I lived in a family with a mother who constantly battled with her weight. Her lamentations on this subject got into my psyche and I thought the same was on the cards for me. Thankfully, an actress by the name of Jane Fonda then came up with a fitness craze that eventually swept the western world. You can remain slim and fit, she said, as long as you get off your bum and do her set of aerobic exercises every day. Aside from her fitness movements, aerobics in the form of jogging and sustained swimming also became popular. Gyms opened up and now even airports have them, to ensure that long-haul travellers can factor in their wellness routines.
I chose to exercise in the morning and get it all over with for the rest of the day. When I first went to early morning swimming sessions at my local pool, it was just after the Jane Fonda craze took off. Then, only cranks got up in the morning and swam a mile before work. I ignored all that and duly swam my lengths with the mantra, keep at it or watch it all point south and turn to jelly, swishing through my synapses. Afterwards, I attended meetings with chlorine-cloudy eyes and a self-satisfied air.
Did it pay off? Yes it did. For the past thirty-eight years I’ve swam, jogged and power-walked on a treadmill. Now I’m retired and have time, I do a ballet routine every morning and can hold a developpe well above ninety degrees. Trust me, you don’t know you’re alive until you’ve held a developpe that high for at least twenty seconds!

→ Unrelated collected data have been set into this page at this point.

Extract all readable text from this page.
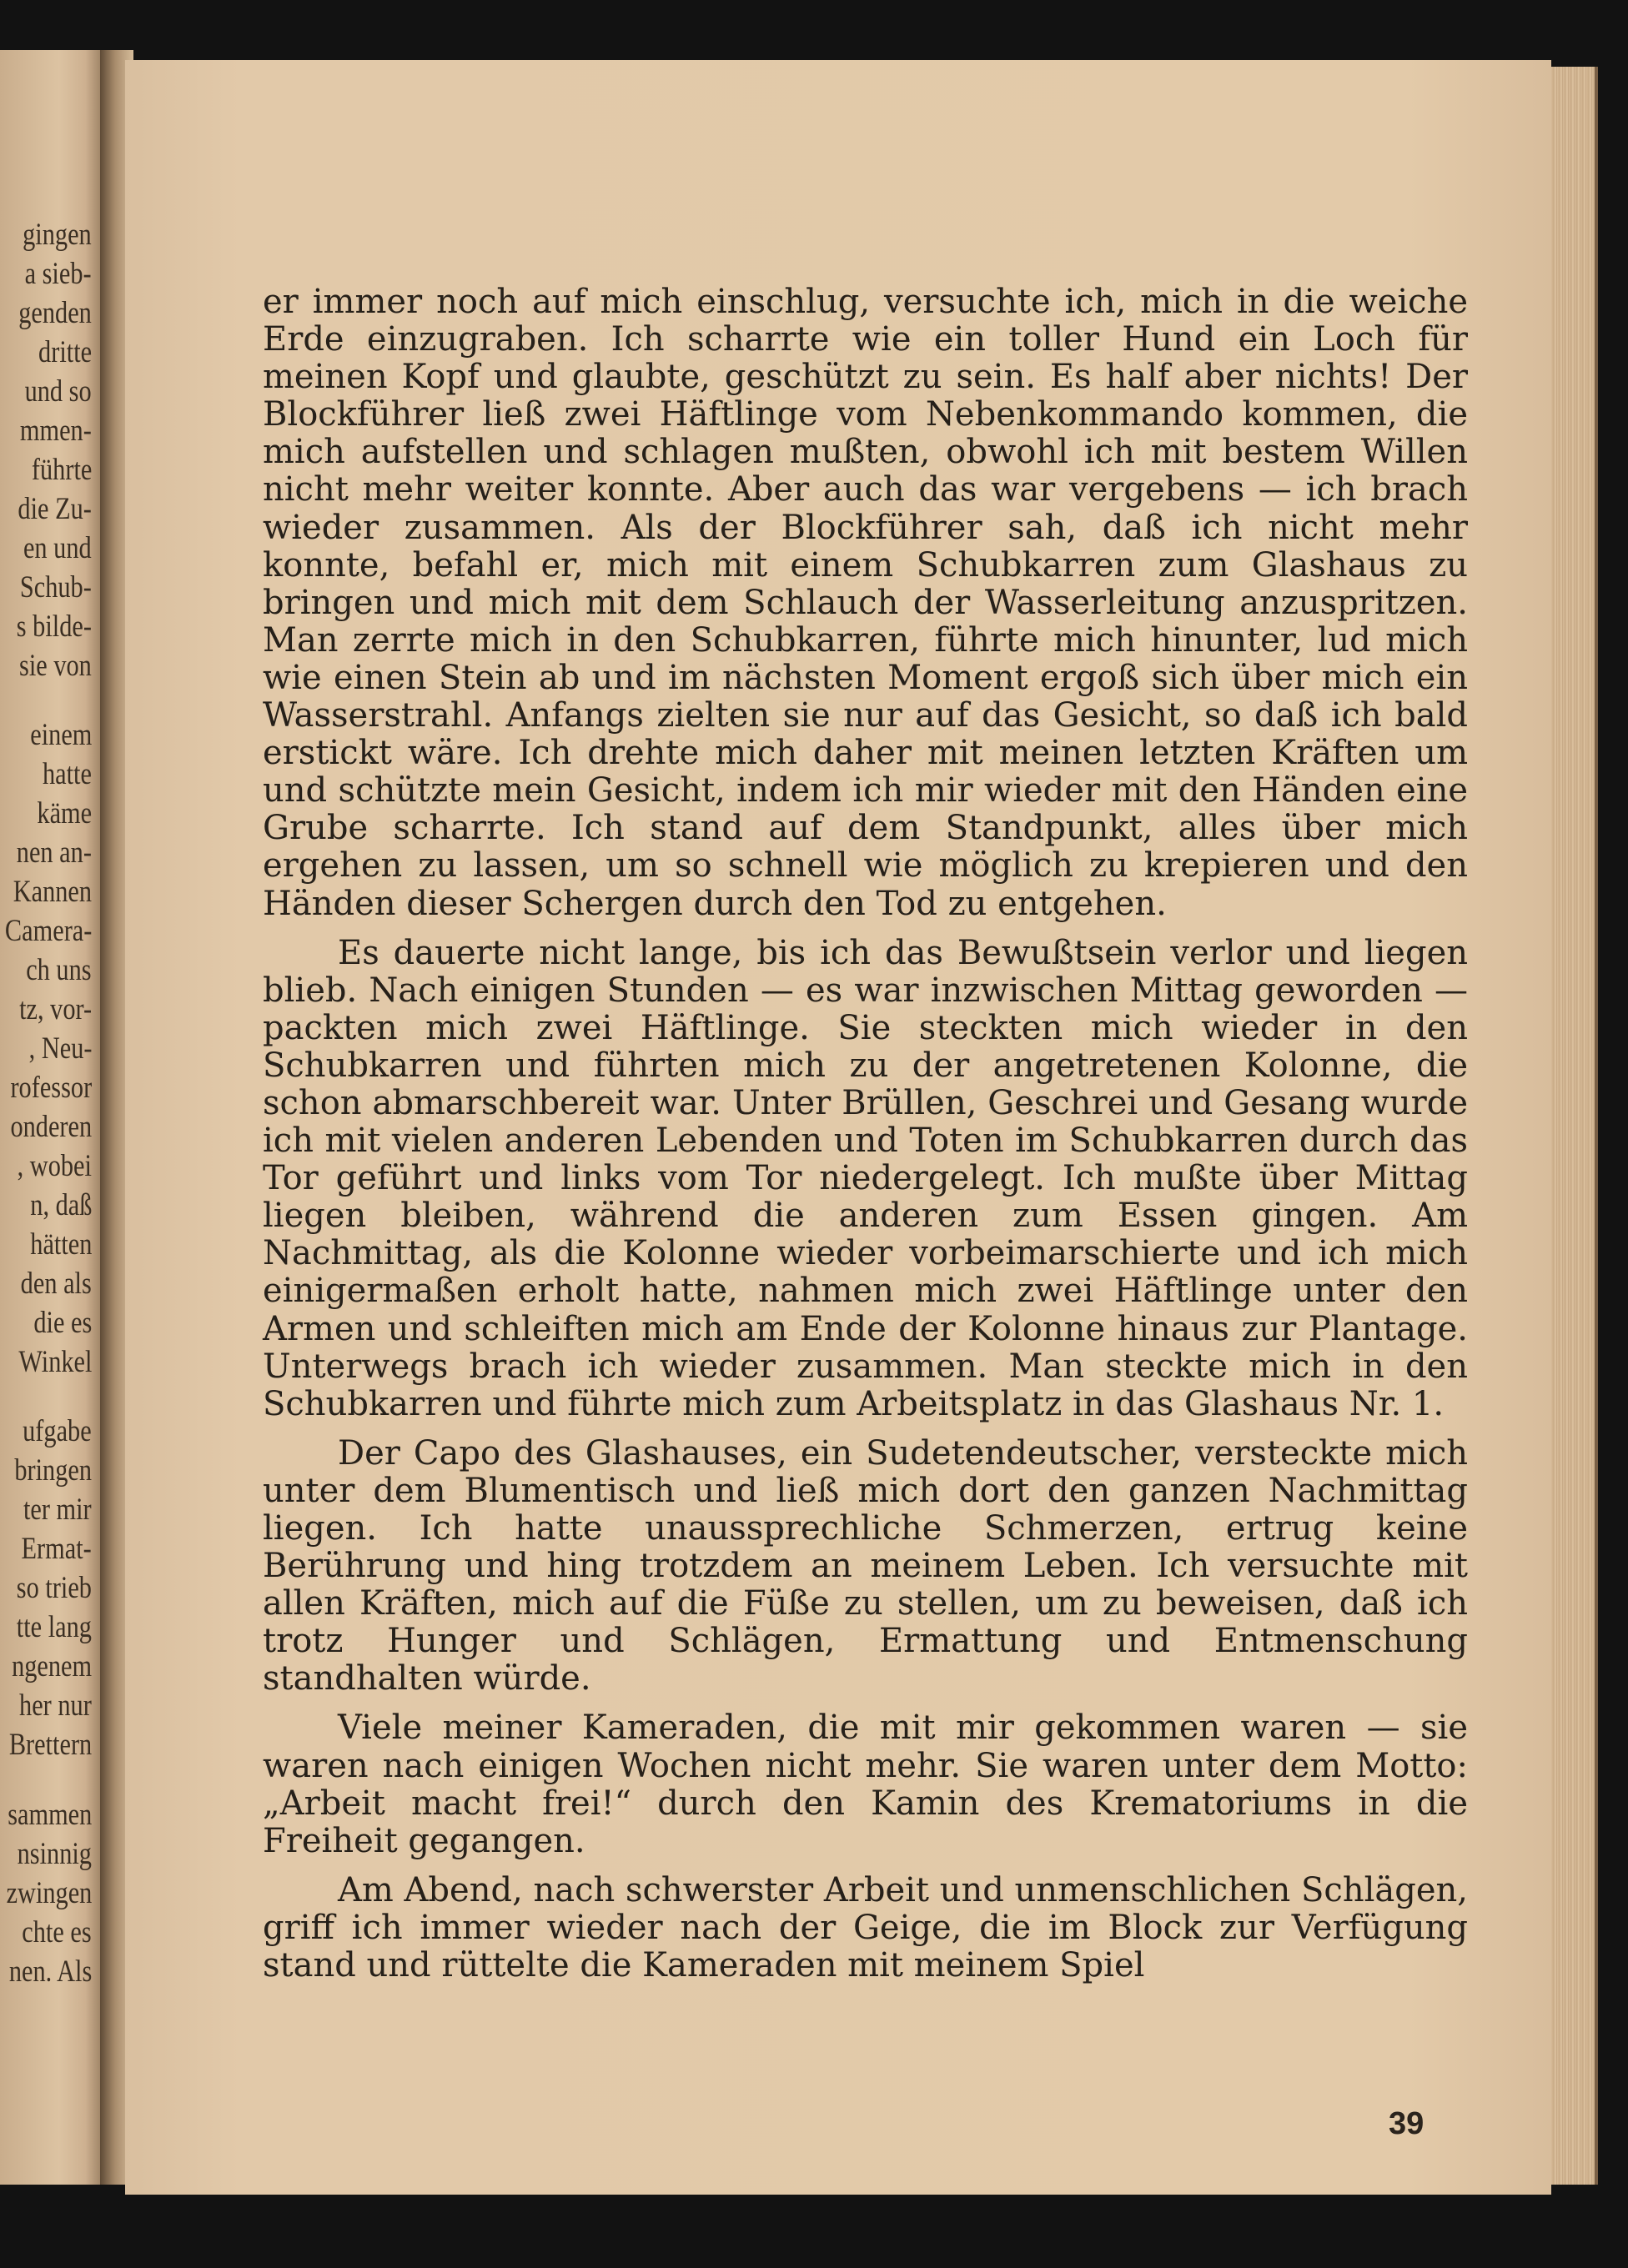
gingen
a sieb-
genden
dritte
und so
mmen-
führte
die Zu-
en und
Schub-
s bilde-
sie von
einem
hatte
käme
nen an-
Kannen
Camera-
ch uns
tz, vor-
, Neu-
rofessor
onderen
, wobei
n, daß
hätten
den als
die es
Winkel
ufgabe
bringen
ter mir
Ermat-
so trieb
tte lang
ngenem
her nur
Brettern
sammen
nsinnig
zwingen
chte es
nen. Als

er immer noch auf mich einschlug, versuchte ich, mich in die weiche Erde einzugraben. Ich scharrte wie ein toller Hund ein Loch für meinen Kopf und glaubte, geschützt zu sein. Es half aber nichts! Der Blockführer ließ zwei Häftlinge vom Nebenkommando kommen, die mich aufstellen und schlagen mußten, obwohl ich mit bestem Willen nicht mehr weiter konnte. Aber auch das war vergebens — ich brach wieder zusammen. Als der Blockführer sah, daß ich nicht mehr konnte, befahl er, mich mit einem Schubkarren zum Glashaus zu bringen und mich mit dem Schlauch der Wasserleitung anzuspritzen. Man zerrte mich in den Schubkarren, führte mich hinunter, lud mich wie einen Stein ab und im nächsten Moment ergoß sich über mich ein Wasserstrahl. Anfangs zielten sie nur auf das Gesicht, so daß ich bald erstickt wäre. Ich drehte mich daher mit meinen letzten Kräften um und schützte mein Gesicht, indem ich mir wieder mit den Händen eine Grube scharrte. Ich stand auf dem Standpunkt, alles über mich ergehen zu lassen, um so schnell wie möglich zu krepieren und den Händen dieser Schergen durch den Tod zu entgehen.

Es dauerte nicht lange, bis ich das Bewußtsein verlor und liegen blieb. Nach einigen Stunden — es war inzwischen Mittag geworden — packten mich zwei Häftlinge. Sie steckten mich wieder in den Schubkarren und führten mich zu der angetretenen Kolonne, die schon abmarschbereit war. Unter Brüllen, Geschrei und Gesang wurde ich mit vielen anderen Lebenden und Toten im Schubkarren durch das Tor geführt und links vom Tor niedergelegt. Ich mußte über Mittag liegen bleiben, während die anderen zum Essen gingen. Am Nachmittag, als die Kolonne wieder vorbeimarschierte und ich mich einigermaßen erholt hatte, nahmen mich zwei Häftlinge unter den Armen und schleiften mich am Ende der Kolonne hinaus zur Plantage. Unterwegs brach ich wieder zusammen. Man steckte mich in den Schubkarren und führte mich zum Arbeitsplatz in das Glashaus Nr. 1.

Der Capo des Glashauses, ein Sudetendeutscher, versteckte mich unter dem Blumentisch und ließ mich dort den ganzen Nachmittag liegen. Ich hatte unaussprechliche Schmerzen, ertrug keine Berührung und hing trotzdem an meinem Leben. Ich versuchte mit allen Kräften, mich auf die Füße zu stellen, um zu beweisen, daß ich trotz Hunger und Schlägen, Ermattung und Entmenschung standhalten würde.

Viele meiner Kameraden, die mit mir gekommen waren — sie waren nach einigen Wochen nicht mehr. Sie waren unter dem Motto: „Arbeit macht frei!“ durch den Kamin des Krematoriums in die Freiheit gegangen.

Am Abend, nach schwerster Arbeit und unmenschlichen Schlägen, griff ich immer wieder nach der Geige, die im Block zur Verfügung stand und rüttelte die Kameraden mit meinem Spiel

39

All this has ensured that I am the same size now as I was when I was eighteen. Yet truthfully, the only thing Mick Jagger and I have in common is a determination to stay on our feet, (because we’re well past it chronologically). I’m not crowing about this achievement. Sure I give myself a pat on the back for being so single-minded about keeping fit. But when I think back to the days when it all started, and how difficult it was to get it all into my schedule, I completely understand how hard it is for the younger, movers and shakers out there to be doing the same.
Being overweight and under-fit sucks. But getting up each morning and working out before work sucks too. So, when I hear that song, Move Like Jagger, my cynical side takes over and I say, ‘Yeah, right, it was easy for him.’